Who we are in the present is a byproduct of the days from our yesterdays and our desires for the tomorrows.
But what is it about the past that makes it want to change it? How often do we want to undo the things we’ve done or actually to do the things we’ve failed to do? Is it okay to feel regret?
The dilemma isn’t really a Miss Universe type of question. I’m not here saying that we should always be thankful for everything that happened in our past, they made us who we are today, they made me grow as a person, blah blah blah. This doesn’t deserve a Miss Universe type of answer.
Again, regret and the feeling of loss are human nature. It’s okay to feel stupid for the choices we chose. It’s okay, well, sometimes. We couldn’t help it even if we tried.
Sometimes it’s okay to admit that we should have treated our child better when he was younger. Maybe we should have hugged them a little more and scolded a little less.
It’s okay to admit that we should have respected our parents more before it was too late. When we get older, that’s only when the sudden realization hits us – that we too are struggling parents and are humans just trying to make ends meet.
It’s okay to admit that maybe we should chosen another career or even quit a job years ago before we eventually hated it. The routines of everyday living got us at one point.
It’s okay to admit that we think about the people who left us or the people we’ve let go. It’s okay to admit that we somehow made a mistake and that’s why things went sour. What hurts more is that we can’t do anything about it. The hurt becomes a scar that we can never remove. It’s okay to admit that we miss them. All the time. We miss them so much it hurts. We miss them so much our brain becomes dizzy and our hearts begin to break again.
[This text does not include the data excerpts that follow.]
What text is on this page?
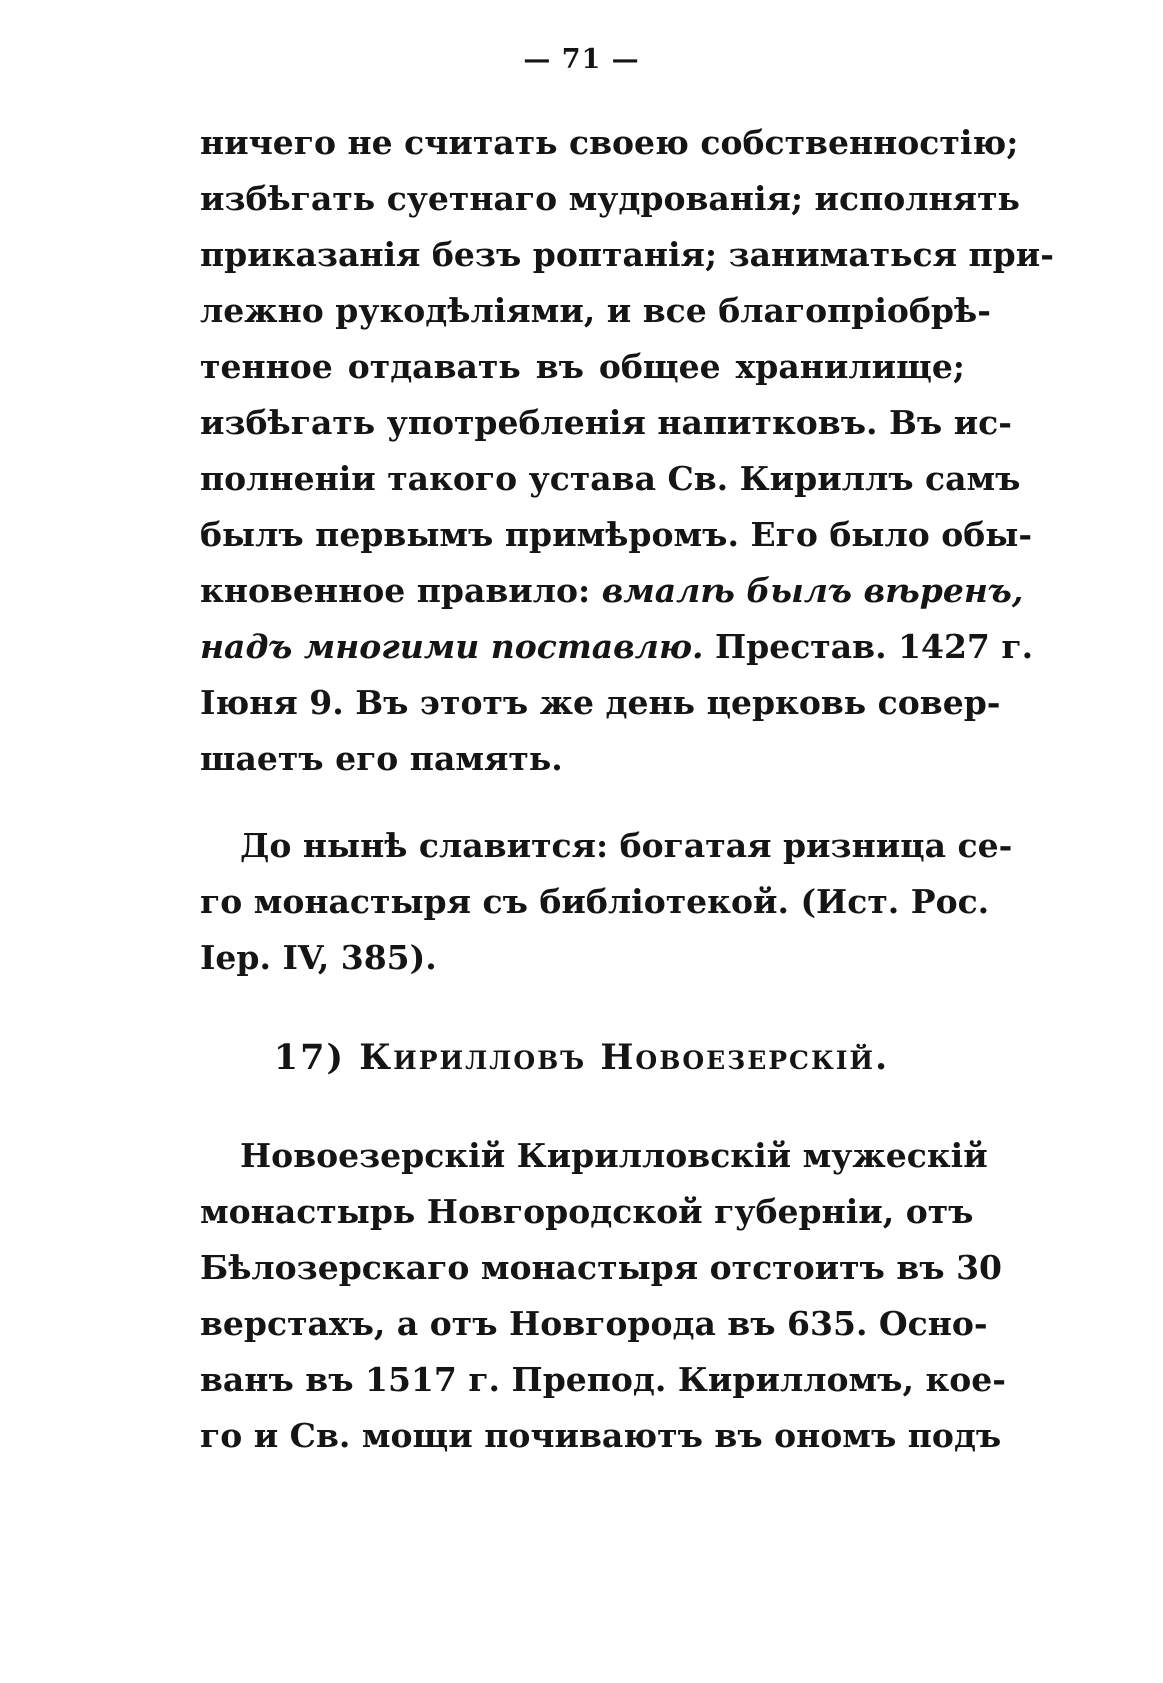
— 71 —
ничего не считать своею собственностію;
избѣгать суетнаго мудрованія; исполнять
приказанія безъ роптанія; заниматься при-
лежно рукодѣліями, и все благопріобрѣ-
тенное отдавать въ общее хранилище;
избѣгать употребленія напитковъ. Въ ис-
полненіи такого устава Св. Кириллъ самъ
былъ первымъ примѣромъ. Его было обы-
кновенное правило: вмалѣ былъ вѣренъ,
надъ многими поставлю. Престав. 1427 г.
Іюня 9. Въ этотъ же день церковь совер-
шаетъ его память.
До нынѣ славится: богатая ризница се-
го монастыря съ библіотекой. (Ист. Рос.
Іер. IV, 385).
17) Кирилловъ Новоезерскій.
Новоезерскій Кирилловскій мужескій
монастырь Новгородской губерніи, отъ
Бѣлозерскаго монастыря отстоитъ въ 30
верстахъ, а отъ Новгорода въ 635. Осно-
ванъ въ 1517 г. Препод. Кирилломъ, кое-
го и Св. мощи почиваютъ въ ономъ подъ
It’s okay to admit that sometimes we feel faithless, helpless, useless, and hopeless. It happens. Sometimes no matter how hard we try, we fall short. Sometimes our best isn’t enough. Maybe God will hear you next time, maybe He won’t.
It’s okay to admit that we often think about regret. It’s alright to admit weakness.
No matter how much life has gotten you beat down, it’s okay. It’s also okay if you feel it isn’t the time to gather yourself and get back up. Don’t think, just feel. You’ll know exactly when to gather your bearings and live on. If the pain and the regret don’t leave, then just keep living on. Live with the hurt then. Maybe for you it’s not about moving on, maybe it’s about getting by. As long as you keep chugging along and wake up each day, there’s always that slimmer of hope. What are we if we can’t even feel hope?
It’s unhealthy to live in regret, we know this. But we can’t help it sometimes. What we can help is to choose to live on. Yes, waking up each day is a decision to live.